Nobody will now come here, nobody.

Our poem is in your manacled hands and can comb

its fingers through our forgotten songs sung

when we return dead from destiny’s road. We

kiss the poem, surrender our hearts and ask: Who are you? Who are we?

Dr Huzaifa Pandit is an Assistant Professor of English in the Higher Education Department, J&K. For his PhD he worked on establishing a comparison between Faiz Ahmed Faiz, Agha Shahid Ali and Mahmoud Darwish under the rubric of ‘Poetics of Resistance’ at University of Kashmir. His first book – Green is the Colour of Memory’ (Hawakal Publishers) was published as the winning manuscript of Rhythm Divine Poets Chapbook Contest 2017. His poems, translations, interviews, essays and papers have been published in various journals like Post-Colonial Studies, Indian Literature, PaperCuts, Life and Legends, Jaggery Lit, JLA India, Outlook and Poetry at Sangam.

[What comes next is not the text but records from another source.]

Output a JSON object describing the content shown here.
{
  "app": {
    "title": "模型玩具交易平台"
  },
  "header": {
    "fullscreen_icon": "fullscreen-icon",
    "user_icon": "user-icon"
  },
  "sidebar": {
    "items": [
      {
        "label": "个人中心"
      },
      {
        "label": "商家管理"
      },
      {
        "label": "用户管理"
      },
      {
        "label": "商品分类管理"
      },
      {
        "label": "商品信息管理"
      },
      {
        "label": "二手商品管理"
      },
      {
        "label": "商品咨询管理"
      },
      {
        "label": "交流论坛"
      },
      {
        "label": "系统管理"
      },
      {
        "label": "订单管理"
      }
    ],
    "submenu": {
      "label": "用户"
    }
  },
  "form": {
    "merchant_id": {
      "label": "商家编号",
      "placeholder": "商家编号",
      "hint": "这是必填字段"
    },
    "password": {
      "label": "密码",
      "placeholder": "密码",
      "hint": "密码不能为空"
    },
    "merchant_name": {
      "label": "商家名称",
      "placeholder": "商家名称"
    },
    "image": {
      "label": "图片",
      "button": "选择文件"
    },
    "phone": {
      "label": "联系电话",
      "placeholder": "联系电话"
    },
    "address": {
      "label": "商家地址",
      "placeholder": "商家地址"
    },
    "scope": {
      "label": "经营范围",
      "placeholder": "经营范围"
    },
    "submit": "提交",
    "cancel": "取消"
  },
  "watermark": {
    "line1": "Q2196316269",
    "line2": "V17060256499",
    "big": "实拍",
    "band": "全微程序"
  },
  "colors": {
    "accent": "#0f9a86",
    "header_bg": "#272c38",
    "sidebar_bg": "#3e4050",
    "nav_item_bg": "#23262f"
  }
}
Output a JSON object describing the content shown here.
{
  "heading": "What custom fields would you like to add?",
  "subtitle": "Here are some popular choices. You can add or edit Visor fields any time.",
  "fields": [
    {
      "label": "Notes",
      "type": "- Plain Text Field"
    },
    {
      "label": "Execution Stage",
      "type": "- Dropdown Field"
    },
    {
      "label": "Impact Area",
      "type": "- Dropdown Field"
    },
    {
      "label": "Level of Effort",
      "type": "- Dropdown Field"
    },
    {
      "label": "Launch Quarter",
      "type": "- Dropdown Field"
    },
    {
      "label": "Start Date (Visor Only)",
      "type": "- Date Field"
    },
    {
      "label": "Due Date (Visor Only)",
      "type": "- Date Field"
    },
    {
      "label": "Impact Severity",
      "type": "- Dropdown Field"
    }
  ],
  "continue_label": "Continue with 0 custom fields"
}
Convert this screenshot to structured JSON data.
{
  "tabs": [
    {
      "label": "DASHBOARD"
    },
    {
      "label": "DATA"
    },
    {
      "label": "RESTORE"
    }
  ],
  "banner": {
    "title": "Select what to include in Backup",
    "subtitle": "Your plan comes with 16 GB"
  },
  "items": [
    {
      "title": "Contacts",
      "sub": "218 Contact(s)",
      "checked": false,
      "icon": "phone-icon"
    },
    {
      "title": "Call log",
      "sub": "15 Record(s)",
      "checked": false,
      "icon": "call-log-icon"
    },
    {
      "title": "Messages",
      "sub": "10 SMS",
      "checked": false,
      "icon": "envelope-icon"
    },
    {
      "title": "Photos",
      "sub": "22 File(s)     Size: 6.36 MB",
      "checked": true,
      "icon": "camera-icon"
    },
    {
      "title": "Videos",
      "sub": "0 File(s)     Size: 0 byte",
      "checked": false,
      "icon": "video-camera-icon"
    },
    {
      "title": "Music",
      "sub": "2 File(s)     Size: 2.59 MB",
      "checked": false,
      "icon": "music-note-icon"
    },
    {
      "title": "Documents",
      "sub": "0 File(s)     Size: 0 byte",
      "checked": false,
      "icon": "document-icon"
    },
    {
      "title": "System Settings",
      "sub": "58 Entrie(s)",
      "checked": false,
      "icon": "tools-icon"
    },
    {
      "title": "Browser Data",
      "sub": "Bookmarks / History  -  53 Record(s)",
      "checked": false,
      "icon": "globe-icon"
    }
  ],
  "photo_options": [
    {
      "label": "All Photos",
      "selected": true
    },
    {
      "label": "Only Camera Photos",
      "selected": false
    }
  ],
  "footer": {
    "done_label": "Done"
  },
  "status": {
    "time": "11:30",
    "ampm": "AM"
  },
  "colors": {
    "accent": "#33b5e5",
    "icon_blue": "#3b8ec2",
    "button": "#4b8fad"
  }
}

Soiled SalvationTamara Fricke

My knees are dirty again,

not from the usual gutters,

flower gardens and vegetable rows

are the pews at which I now kneel.

Both harlot and high priestess

to earthly yields, I bend to

pay my yearly tithe.

Mud seeps through denim

desperate for my skin.

Welcoming its touch, I sink further

into compost’s embrace,

grateful for cool complicity.

The heady smell of rich soil

spins me as another hole is dug

ungloved, to feel the silk of

the earth move through me.

Clothing is no match for lusty designs,

loam will always have its way.

Clay stains brow, arms and toes,

marking me a dirty supplicant,

and breathless, I pray-

for longer seasons, a bigger plot,

one more plant to fulfill a wanton

heart.

Having paid in blood and sweat,

my bed is made, need is sated.

As I retire in filth, thankful for

a day’s honest labor, I bow to

the land, honoring love.

Tamara Fricke’s work can be found in journals including Meat for Tea, Poeming Pigeon, and Whisper and the Roar, and her chapbooks Our Requiem and Exit Means Eden are available online. Tamara is a graduate of Mount Holyoke College and currently works as a grant writer in the Pioneer Valley.